ALK rearrangements occur in up to 10% of spitzoid melanocytic neoplasms. No reported cases have shown homozygous deletion of 9p21 (CDKN2A) or gains of 6p25 (RREB1) or 11q13 (CCND1), which have been associated with aggressive clinical behavior. Here we report 2 unique cases. Case 1 occurred in a 9‐year‐old male with a 14‐mm nodule on the anterior left thigh.

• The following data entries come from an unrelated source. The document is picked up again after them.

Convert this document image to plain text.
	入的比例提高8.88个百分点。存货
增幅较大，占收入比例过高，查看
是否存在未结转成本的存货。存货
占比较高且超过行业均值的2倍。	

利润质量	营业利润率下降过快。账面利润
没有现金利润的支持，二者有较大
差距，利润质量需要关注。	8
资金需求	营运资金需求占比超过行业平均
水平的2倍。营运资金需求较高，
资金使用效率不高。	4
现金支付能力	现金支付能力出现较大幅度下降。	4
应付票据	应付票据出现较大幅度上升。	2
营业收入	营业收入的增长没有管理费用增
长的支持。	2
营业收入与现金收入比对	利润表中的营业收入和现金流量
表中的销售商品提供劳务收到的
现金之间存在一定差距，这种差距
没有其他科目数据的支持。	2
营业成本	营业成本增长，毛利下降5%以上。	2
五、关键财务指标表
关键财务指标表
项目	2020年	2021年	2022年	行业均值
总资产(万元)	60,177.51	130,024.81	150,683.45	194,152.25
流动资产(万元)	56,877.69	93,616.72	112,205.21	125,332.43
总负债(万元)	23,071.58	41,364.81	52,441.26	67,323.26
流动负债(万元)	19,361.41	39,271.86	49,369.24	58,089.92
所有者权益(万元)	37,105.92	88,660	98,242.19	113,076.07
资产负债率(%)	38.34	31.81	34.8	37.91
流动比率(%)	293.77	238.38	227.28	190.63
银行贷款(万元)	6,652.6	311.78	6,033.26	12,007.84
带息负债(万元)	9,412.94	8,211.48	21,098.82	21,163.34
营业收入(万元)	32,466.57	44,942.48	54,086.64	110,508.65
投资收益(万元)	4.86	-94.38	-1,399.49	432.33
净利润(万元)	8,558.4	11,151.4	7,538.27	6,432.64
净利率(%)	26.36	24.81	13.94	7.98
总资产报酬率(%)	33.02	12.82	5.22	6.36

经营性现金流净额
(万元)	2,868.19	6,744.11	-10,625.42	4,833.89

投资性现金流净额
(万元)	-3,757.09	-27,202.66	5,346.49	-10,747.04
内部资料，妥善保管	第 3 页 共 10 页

Biopsy revealed an ALK‐positive Spitz tumor containing an irregular nodule of densely packed melanocytes with increased mitoses and loss of p16 immunoreactivity. FISH analysis showed homozygous deletion of 9p21 and gain of 6p25. Sentinel lymph node biopsy revealed small subcapsular foci of tumor. Case 2 occurred in a 7‐year‐old female with a 12‐mm nodule on the anterior right ankle. Biopsy revealed an ALK‐positive Spitz tumor containing an expansile nodule of pleomorphic epithelioid melanocytes with numerous mitoses and loss of p16 immunoreactivity. By FISH, the nodule showed homozygous deletion of 9p21 and gains of 6p25 and 11q13. Our cases show the transformation of tumors produced by an activating kinase fusion gene (ALK) through secondary genetic changes including loss of tumor suppressor activity (CDKN2A). Long‐term follow up will be important to further define the behavior of these unique Spitz tumors.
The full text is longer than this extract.